StakeWise Infra Package
StakeWise team has developed a set of helm charts that provision an ETH2 staking infrastructure on top of the Kubernetes cluster. The charts contain all the necessary components for deploying a production-grade setup with the following features:
- Fault tolerance for servers: when any of the servers with the validators fails, all of the validators on that server will migrate to another one while preserving the slashing database. Similarly, the ETH1/ETH2 nodes, monitoring tools, and other services will also migrate to other nodes in case the current one fails.
- Interoperable: Kubernetes cluster can be deployed on all of the major clouds and to the bare-metal. As a result, the staking setup is infrastructure agnostic.
- ETH1 and ETH2 clients diversity: helm charts support various vendors of both ETH1 (GoEthereum, Erigon, OpenEthereum, Nethermind) and ETH2 (Prysm, Lighthouse, Teku, Nimbus) clients. Deploying another set of replicas of a different client can be done by updating
values.yamland calling an upgrade command.
- Fault tolerance for ETH1 nodes: the recommended setup deploys two replicas of ETH1 nodes and uses Gateway.fm, Infura, Alchemy or any other hosted service as a fallback. As a result, if one of the ETH1 nodes fails, the ETH2 nodes connected to that failed node will switch to the second ETH1 node. If it happens that both ETH1 nodes fail, the ETH2 nodes will fall back to the hosted service.
- Fault tolerance for ETH2 beacon nodes: the recommended setup deploys three replicas of the primary ETH2 client and one replica of the stand-by ETH2 client. The validators will be evenly distributed across all the primary replicas and will automatically switch to another primary replica in case the connection to their current one fails. If there is an issue with both primary nodes, the validators can migrate to the stand-by client and won't need to wait for it to sync the chain.
- Secure validator keys storage: the Hashicorp Vault is used for storing the validator keys. Only the validators that are responsible for hosting the keys can fetch them from the vault. The keys are synced to the vault using operator CLI that also ensures that there are no duplicates and cleans up keys that have exited from staking.

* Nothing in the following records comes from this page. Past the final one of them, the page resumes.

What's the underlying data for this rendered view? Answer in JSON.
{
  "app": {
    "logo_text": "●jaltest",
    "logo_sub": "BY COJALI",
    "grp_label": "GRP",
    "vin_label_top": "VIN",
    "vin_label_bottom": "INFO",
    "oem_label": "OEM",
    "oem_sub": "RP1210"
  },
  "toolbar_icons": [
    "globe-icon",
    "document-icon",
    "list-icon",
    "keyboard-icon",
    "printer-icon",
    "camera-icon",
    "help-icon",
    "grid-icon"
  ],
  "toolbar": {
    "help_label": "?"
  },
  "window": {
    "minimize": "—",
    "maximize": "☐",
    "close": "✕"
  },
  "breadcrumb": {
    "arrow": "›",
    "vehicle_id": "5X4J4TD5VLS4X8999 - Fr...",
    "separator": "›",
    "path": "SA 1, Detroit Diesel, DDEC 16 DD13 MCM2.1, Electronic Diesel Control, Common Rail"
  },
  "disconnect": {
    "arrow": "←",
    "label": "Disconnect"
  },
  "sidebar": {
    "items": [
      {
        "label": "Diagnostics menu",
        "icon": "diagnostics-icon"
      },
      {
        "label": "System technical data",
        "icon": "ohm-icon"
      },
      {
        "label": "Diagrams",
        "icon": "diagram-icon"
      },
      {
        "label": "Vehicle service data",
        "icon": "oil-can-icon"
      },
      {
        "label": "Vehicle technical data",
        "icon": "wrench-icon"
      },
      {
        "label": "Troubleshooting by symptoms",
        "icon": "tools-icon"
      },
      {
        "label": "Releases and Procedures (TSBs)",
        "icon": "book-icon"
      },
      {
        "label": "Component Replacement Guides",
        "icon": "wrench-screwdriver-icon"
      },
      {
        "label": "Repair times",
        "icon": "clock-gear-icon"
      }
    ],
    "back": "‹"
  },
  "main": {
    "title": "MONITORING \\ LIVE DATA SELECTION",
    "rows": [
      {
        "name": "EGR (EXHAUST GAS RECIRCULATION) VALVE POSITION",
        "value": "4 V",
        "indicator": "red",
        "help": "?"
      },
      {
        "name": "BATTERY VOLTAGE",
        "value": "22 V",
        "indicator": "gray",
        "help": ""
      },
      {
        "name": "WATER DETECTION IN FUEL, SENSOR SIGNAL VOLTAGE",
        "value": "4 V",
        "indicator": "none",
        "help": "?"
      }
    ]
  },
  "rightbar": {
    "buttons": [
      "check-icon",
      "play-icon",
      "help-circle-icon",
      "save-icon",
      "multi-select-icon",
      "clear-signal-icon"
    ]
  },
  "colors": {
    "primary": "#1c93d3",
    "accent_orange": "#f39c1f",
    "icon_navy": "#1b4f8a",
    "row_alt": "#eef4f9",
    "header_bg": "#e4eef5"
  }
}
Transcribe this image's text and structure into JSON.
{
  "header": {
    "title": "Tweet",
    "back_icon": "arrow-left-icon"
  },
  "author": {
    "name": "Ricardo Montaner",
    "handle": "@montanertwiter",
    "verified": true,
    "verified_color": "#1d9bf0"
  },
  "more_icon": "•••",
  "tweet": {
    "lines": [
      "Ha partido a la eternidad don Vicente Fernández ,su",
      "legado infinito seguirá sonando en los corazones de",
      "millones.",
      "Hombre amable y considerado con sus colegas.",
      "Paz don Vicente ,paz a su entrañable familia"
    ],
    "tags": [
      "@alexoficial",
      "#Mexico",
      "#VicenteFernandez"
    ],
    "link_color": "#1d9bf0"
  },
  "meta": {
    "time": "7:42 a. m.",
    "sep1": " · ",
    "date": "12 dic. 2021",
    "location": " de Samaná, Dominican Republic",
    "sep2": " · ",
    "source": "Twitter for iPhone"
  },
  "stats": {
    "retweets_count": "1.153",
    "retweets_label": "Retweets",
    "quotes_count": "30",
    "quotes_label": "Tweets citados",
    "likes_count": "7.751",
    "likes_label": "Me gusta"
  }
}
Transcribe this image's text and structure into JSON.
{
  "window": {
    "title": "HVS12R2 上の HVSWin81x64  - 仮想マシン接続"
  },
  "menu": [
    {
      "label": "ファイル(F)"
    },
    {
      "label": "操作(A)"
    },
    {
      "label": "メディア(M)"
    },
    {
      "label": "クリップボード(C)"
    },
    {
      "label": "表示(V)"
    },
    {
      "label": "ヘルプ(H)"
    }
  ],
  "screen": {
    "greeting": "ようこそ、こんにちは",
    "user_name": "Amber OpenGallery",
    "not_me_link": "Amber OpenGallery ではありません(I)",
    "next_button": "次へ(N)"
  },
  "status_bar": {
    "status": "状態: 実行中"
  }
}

- Automated slashing database migration: when validators migration is performed from one ETH2 client to another, the slashing database will be migrated to the format accepted by the new ETH2 client.
- Close to zero downtime upgrades: the application upgrades are fully automated. For instance, the ETH1 and ETH2 nodes are replaced with the new versions one by one, so that validators can continue attesting/proposing blocks as they're still connected to another instance that hasn't yet been upgraded. The validators are also upgraded one by one making sure that there are never multiple instances with the same validator keys running simultaneously.
- Monitoring and alerts: all of the applications deployed with the helm charts expose the relevant metrics to the Prometheus that can be monitored with Grafana. Also, Alert Manager can be used to send notifications to the cluster admins about important events.